Do they, does Xi, think the time is now? Said otherwise, if waiting places the success at greater risk, either because some perceived shift in the balance of power OR because Xi is facing his own mortality, will he act?
And is there a General Thomas equivalent somewhere in the senior echelons of the PLA who will argue - more successfully than did Thomas - that an invasion would not be quick and easy? And may well go awry.
Consider that any objective staff analysis of Napoleon’s assault into Russia would have said: “Don’t do it, Boss.” But that was true of a half-dozen of his campaigns. Napoleon was a true genius for war, to quote Clausewitz. He did things - again and again - that others would have said could never happen. Yet, in the end, Napoleon destroyed his army, losing nearly a half million men in the process. 
So, can the PLA / PLA-N / PLAAF defeat forces on Taiwan and seize the island? Who knows? That would require a detailed analysis of their actual capabilities - ships, men, aircraft, weapons inventory, etc. Plus a detailed knowledge of their actual training and readiness, and an accurate assessment of their tactical eldership.
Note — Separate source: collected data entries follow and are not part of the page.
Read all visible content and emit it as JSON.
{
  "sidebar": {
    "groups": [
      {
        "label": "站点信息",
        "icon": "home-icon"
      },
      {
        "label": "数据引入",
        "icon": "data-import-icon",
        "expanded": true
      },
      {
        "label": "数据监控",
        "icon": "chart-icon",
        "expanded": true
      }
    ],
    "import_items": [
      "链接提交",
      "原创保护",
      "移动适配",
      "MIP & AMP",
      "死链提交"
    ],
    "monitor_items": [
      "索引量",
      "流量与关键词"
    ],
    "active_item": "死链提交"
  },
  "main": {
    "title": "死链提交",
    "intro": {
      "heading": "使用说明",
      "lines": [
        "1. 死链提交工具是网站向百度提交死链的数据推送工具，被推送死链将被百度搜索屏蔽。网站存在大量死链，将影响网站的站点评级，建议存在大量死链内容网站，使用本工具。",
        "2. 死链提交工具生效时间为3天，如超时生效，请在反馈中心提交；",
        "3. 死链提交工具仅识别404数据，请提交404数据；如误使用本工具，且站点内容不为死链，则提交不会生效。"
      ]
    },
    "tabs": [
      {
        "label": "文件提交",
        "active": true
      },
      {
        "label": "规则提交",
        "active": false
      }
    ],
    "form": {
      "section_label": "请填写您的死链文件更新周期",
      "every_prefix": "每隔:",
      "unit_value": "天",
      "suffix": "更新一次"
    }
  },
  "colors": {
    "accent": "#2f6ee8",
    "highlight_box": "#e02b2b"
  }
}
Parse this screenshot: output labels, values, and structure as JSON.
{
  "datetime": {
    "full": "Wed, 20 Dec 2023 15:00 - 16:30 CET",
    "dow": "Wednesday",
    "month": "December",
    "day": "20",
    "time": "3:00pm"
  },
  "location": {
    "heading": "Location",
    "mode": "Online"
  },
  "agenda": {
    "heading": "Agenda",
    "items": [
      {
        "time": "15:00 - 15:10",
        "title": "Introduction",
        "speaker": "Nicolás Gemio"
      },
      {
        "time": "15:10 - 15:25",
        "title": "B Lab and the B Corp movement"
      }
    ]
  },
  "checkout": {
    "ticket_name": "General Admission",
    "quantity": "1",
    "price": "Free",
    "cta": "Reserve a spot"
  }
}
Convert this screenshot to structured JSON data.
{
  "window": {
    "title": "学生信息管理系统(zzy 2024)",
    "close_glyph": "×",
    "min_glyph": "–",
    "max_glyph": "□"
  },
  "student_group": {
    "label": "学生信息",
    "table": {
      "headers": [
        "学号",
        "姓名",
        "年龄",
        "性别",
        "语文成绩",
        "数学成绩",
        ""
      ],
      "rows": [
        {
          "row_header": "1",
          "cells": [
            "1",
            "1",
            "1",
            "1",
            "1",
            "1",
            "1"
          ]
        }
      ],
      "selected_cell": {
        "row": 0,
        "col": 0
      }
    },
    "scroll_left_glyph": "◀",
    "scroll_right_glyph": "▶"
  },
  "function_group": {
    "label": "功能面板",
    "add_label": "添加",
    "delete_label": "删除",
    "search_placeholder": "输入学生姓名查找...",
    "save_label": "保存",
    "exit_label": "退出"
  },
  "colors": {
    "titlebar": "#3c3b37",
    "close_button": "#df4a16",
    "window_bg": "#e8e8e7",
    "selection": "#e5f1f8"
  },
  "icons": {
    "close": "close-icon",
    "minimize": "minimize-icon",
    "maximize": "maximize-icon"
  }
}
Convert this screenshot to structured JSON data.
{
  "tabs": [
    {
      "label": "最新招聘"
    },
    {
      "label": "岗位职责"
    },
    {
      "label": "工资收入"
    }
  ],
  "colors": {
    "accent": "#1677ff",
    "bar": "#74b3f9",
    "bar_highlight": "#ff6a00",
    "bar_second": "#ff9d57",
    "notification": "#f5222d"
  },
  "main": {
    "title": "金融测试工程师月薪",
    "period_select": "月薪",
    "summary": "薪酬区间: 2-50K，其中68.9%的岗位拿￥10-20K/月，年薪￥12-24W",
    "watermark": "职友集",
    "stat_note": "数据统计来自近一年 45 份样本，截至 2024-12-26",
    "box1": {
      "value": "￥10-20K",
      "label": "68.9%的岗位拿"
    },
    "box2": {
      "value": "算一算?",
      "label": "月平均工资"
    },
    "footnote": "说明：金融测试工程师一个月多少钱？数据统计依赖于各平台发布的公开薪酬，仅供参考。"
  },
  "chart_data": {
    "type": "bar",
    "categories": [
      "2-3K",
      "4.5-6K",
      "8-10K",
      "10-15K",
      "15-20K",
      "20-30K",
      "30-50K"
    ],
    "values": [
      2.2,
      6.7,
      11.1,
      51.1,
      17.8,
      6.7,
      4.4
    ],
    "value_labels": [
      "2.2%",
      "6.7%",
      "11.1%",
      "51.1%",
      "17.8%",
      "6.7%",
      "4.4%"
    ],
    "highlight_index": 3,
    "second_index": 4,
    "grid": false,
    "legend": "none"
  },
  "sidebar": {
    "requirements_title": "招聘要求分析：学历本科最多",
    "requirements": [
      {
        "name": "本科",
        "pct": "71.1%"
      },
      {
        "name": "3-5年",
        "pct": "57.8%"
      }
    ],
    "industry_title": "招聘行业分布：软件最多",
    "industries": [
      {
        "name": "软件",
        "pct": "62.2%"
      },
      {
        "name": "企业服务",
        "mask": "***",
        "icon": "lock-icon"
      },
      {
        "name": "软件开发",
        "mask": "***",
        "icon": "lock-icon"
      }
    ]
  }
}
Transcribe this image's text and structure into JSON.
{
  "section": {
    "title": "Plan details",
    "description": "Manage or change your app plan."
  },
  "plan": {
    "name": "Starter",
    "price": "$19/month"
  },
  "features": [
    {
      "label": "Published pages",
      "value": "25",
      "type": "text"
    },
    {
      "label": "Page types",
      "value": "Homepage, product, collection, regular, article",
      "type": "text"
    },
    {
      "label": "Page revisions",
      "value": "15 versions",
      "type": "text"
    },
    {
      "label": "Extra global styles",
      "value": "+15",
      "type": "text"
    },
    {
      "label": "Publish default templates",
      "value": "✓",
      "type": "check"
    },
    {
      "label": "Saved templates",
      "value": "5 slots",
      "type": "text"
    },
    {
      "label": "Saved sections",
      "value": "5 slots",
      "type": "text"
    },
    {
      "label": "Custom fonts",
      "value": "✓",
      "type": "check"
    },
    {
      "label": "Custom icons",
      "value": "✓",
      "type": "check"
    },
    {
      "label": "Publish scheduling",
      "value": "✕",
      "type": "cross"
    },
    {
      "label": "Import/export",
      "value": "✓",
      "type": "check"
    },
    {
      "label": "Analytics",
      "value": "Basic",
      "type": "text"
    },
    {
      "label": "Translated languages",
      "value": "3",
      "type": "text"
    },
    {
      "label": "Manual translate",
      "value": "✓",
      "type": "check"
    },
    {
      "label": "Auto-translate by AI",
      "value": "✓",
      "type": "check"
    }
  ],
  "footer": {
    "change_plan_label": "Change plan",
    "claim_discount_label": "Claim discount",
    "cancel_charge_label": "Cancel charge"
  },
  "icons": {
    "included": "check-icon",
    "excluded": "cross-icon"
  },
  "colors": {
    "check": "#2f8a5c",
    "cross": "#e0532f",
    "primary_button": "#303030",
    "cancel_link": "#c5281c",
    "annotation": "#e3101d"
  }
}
And the same for ROC forces. That is the objective analysis. 
But it doesn’t answer what Xi, or his generals, think and feel. To quote Napoleon, “in war the moral [Napoleon uses the word to mean morale] is to the physical as three to one.” And that works in both directions. An army with high morale can often perform miracles. And an army convinced of its own inadequacies can fall apart before your eyes. 
So, will he go?
Who knows? In fact, no one really knows except Xi. And, even he may not know. Saying: “I will do this under the following circumstances” is one, thing. Actually giving the order is another.
It’s possible he will, at the least, take a very hard look at both his own capabilities, and the relative strengths and merits of possible foes, and then wait until the 2022 Olympics and the CCP National Congress are over, and then he will make a choice…
So, if the US and its allies in the Quad (Australia, Japan and India) want to prevent such a war, the first thing they must do is send clear and unambiguous messages between now and 2022 that Xi must not act against Taiwan.
We might well begin by asking ourselves what Russia saw in the way of strategic signaling by the US just before and then during the Sochi Olympics. And then make certain we don’t do those things…
But more to the point, we must make crystal clear that we - the US, India, Japan, Australia - and any other nations wishing to join the alliance - will absolutely not tolerate any aggressive Chinese action. 
History is full of vast mistakes made because of ambiguous signals sent by one nation to another. Now is not the time for ambiguity.